There was!
Only one week previously, a good friend (who declines to be named) gave us two thousand dollars, of real money, for just such emergencies.
Within thirty-six hours an entirely new fighting force had been organized and equipped for service. Within one week, those reinforcements had made a profound impression on the defenses of the enemy, and in the end the great fight was won. Of our small campaign fund it took away over one thousand dollars; but the victory was worth it.
With money enough,—a reasonable sum,—the birds of North America, and some of the small-mammal species also, can be saved. The big game that is hunted and killed outside the game preserves, and outside of such places as New Brunswick and the Adirondacks, can not be saved—until each species is given perpetual protection. Colorado is saving a small remnant of her mountain sheep, but Montana and Wyoming are wasting theirs, because they allow killing, and the killers are ten times too numerous for the sheep. They imagine that by permitting only the killing of rams they are saving the species; but that is an absolute fallacy, and soon it will have a fatal ending.
With an endowment fund of $2,000,000 (only double the price of the two old Velasquez paintings purchased recently by a gentleman of New York!) a very good remnant of the wild life of North America could be saved.
But who will give the fund, or even a quarter of it?

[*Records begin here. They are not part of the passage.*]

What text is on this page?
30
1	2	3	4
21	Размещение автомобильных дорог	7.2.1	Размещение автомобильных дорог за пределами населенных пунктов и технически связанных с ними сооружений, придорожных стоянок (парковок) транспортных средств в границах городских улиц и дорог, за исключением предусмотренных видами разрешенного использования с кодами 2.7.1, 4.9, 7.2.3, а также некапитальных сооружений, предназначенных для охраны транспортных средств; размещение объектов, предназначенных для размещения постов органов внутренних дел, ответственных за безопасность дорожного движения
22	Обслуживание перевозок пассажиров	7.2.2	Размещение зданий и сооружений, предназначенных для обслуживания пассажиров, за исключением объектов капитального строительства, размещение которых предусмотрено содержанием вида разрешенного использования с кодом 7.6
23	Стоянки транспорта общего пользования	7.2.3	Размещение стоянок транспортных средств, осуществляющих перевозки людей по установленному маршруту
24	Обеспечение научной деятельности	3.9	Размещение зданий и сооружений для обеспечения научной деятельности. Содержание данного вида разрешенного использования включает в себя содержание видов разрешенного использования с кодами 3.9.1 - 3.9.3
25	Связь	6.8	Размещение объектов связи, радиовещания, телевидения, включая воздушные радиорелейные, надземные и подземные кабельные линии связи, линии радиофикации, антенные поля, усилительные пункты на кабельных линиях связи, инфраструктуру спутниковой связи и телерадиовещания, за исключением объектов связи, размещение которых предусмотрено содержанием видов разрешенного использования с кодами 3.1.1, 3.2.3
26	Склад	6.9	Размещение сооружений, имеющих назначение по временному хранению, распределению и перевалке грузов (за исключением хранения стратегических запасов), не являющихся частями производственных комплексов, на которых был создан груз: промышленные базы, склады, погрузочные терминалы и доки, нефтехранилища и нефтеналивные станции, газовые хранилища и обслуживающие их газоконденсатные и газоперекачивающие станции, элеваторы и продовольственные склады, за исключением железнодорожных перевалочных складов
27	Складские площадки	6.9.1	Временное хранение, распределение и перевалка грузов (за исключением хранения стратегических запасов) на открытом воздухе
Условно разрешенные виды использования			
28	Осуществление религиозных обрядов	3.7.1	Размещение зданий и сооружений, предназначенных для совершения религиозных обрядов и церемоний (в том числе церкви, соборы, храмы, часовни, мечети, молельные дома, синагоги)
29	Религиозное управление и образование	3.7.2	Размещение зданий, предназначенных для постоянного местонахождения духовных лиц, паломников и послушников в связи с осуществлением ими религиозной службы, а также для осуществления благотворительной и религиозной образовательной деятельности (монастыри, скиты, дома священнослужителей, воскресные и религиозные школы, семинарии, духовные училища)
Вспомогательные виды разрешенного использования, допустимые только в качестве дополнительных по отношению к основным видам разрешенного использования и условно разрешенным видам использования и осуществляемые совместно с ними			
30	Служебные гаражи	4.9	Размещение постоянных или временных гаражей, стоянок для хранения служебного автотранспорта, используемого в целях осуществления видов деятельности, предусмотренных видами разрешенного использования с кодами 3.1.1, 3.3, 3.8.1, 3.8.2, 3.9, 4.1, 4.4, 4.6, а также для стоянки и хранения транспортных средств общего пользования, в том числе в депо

Thus far, the largest sums ever given in America for the cause of wild-life protection, so far as I know personally, have been the following:
| Albert Wilcox, to the National Association of Audubon Societies, | $322,000 |
| Mary Butcher Fund, to the National Association of Audubon Societies | 12,000 |
| Mrs. Russell Sage, for the purchase of Marsh Island | 150,000 |
| American Game Protective and Propagation Association, from the manufacturers of firearms and ammunition, annually | 25,000 |
| Charles Willis Ward and E.A. McIlhenny, purchase of game preserve presented to Louisiana | 39,000 |
| Mrs. Russell Sage, miscellaneous gifts to the National Audubon Society | 20,000 |
| The American Bison Society for the Montana National Herd | 10,526 |
| New York Zoological Society, total about | 20,000 |
| John E. Thayer, purchase of game preserve | 5,000 |
| Caroline Phelps Stokes Bird Fund, N.Y. Zoological Society | 5,000 |
| Boone and Crockett Fund for Preservation | 5,000 |
| A Friend in Rochester | 2,500 |
| Henry C. Frick | 1,500 |
| Samuel Thorne | 1,250 |
Of all the above, the only endowment funds yielding an annual income are those of the National Association of Audubon Societies and the Caroline Phelps Stokes fund of $5,000 in the treasury of the Zoological Society.